For some, it is simply easier to combine all finances, including credit cards, bill-paying, and savings accounts, says Gonzalez. This is more common with married couples, and especially when one of the partners is a stay-at-home parent. She adds that having combined finances and filing joint taxes can also result in tax benefits for some married couples. It also streamlines things in the tragic case of unexpected death.
Whatever route you choose to take, making it a priority to talk through every detail will help reduce bickering and streamline your joint financial goals.
The Benefits of Combining Finances With Your Partner
From a partnership perspective, Anthony Chambers, Ph.D., a psychologist and the chief academic officer for The Family Institute, says that combining finances is monumental and even reflects the depth and commitment to the relationship.

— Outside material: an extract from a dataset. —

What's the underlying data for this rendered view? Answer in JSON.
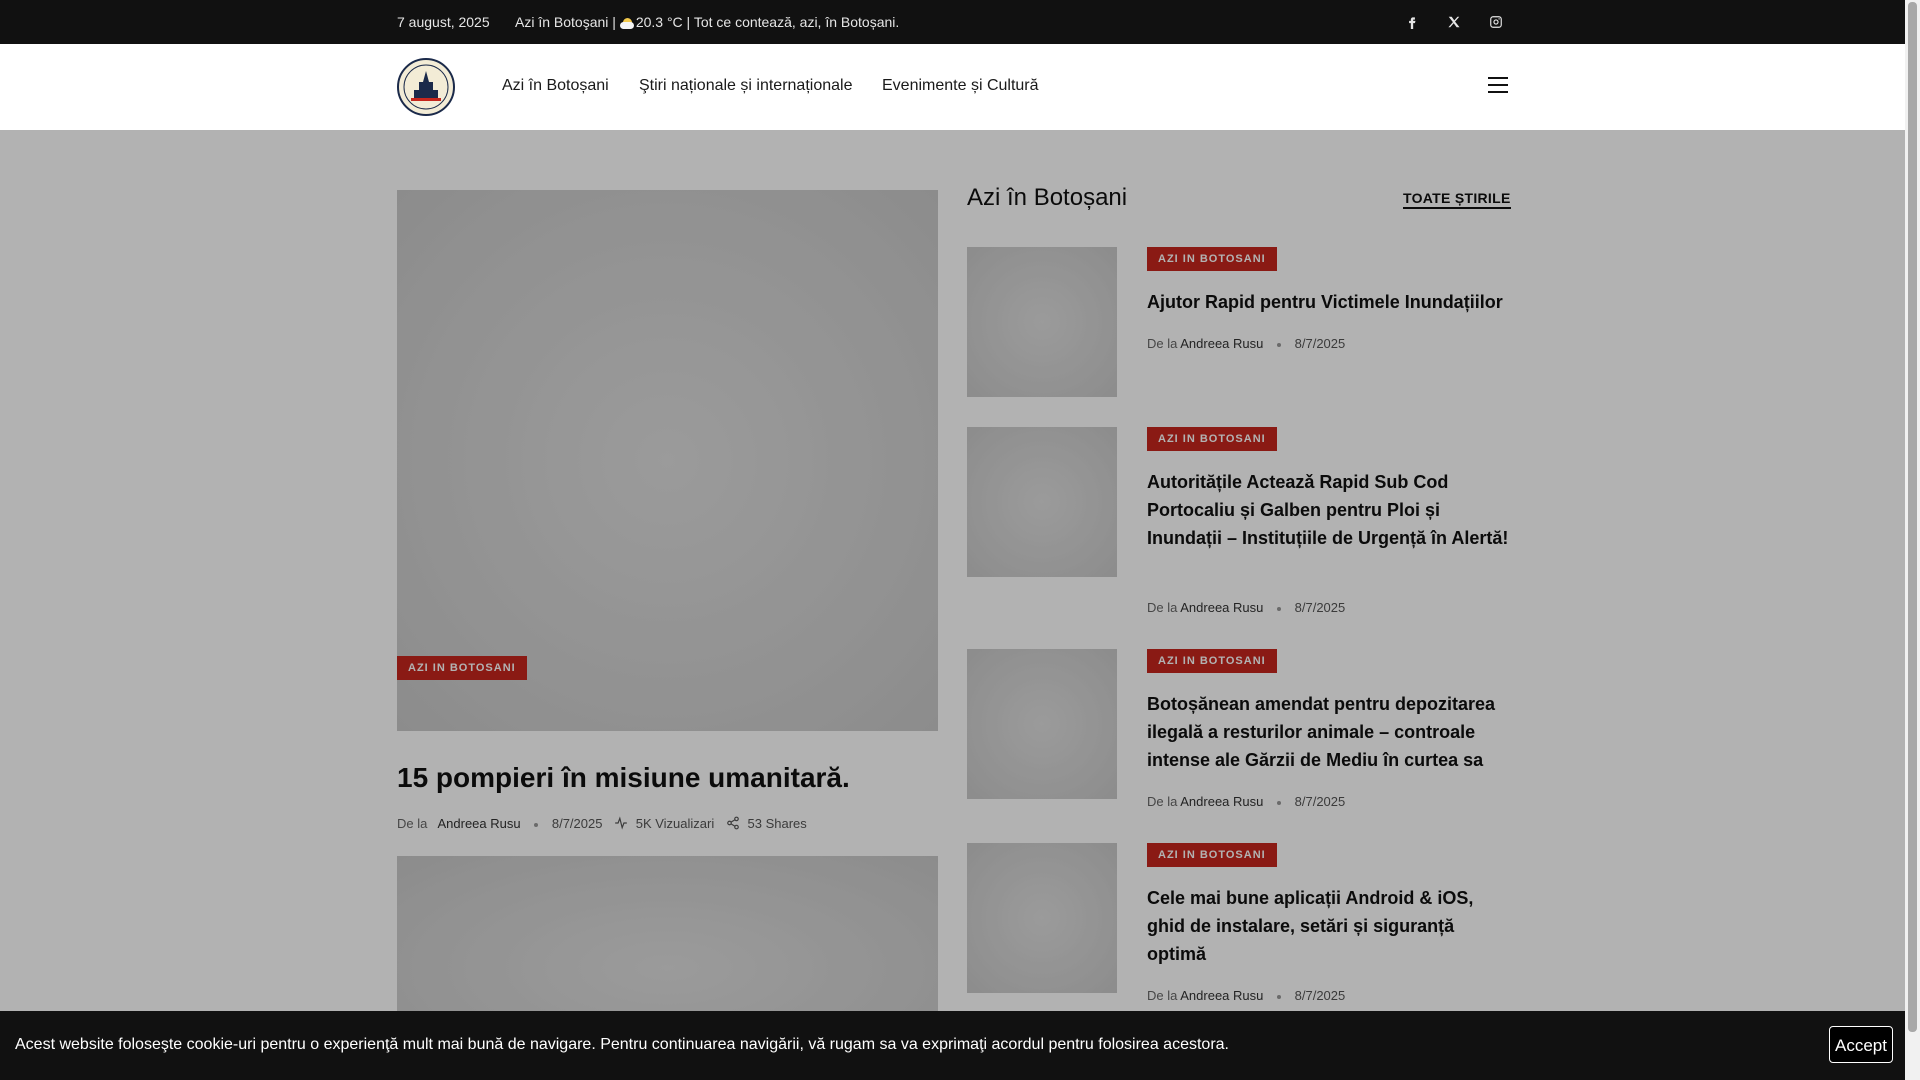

“Marriage is about moving from independence to interdependence. Interdependence is simply embracing the notion that ‘whatever you do impacts me, and whatever I do, impacts you, and there is no way to get around that,’” he says. “Couples will frequently try to maintain their independence and avoid financial arguments by trying to separate their finances. However, in a marriage, there is no true separation.”
Chambers argues that an important part of a marriage is for couples to co-create a shared vision of their lives together. “There is no vision that doesn’t involve money, and so money becomes the most tangible mechanism for actualizing that vision.”
But aside from that, combining finances with your partner also makes logistical sense.
“For example, paying household expenses is much easier for a couple who lives together if they have a joint account set up for that. It also makes the couple more financially responsible and more organized since they have common goals to save for, like vacations or children’s education,” says Gonzalez.
Potential Drawbacks to Consider
Merging and sharing accounts requires an incredible amount of trust and if the timing is not right, then it does not really make sense.
Many couples will choose to wait until they move in, have lived together for a year or two, or when they get married. When you combine depends on your relationship and doing it prematurely may lead to more issues than it solves.
And David Reiling, the CEO of Sunrise Banks, adds that if each person has a very strong sense of financial independence, then joint accounts simply might not work out.
“The truth is that joint accounts aren’t for everybody, and there’s nothing wrong with that. If a couple thinks sharing an account might lead to acrimony in a relationship, then they shouldn’t do it,” Reiling says. “Having an honest discussion early on is important. Be realistic about what you and your partner want. If you don’t think a joint bank account would work — [either now or ever] — then it’s best not to open one.”
Understanding your partner’s financial standing, their approach to spending and saving and how they manage debt are important conversations to have as you continue taking steps toward a lifetime together. Gonzalez says that combining finances could be a problem if one of the partners has more debt or if they have poor credit. It could also lead to feeling constrained in regard to what each person can spend money on. In such cases, it may be better to work through those setbacks first or to at least devise a plan to improve the situation.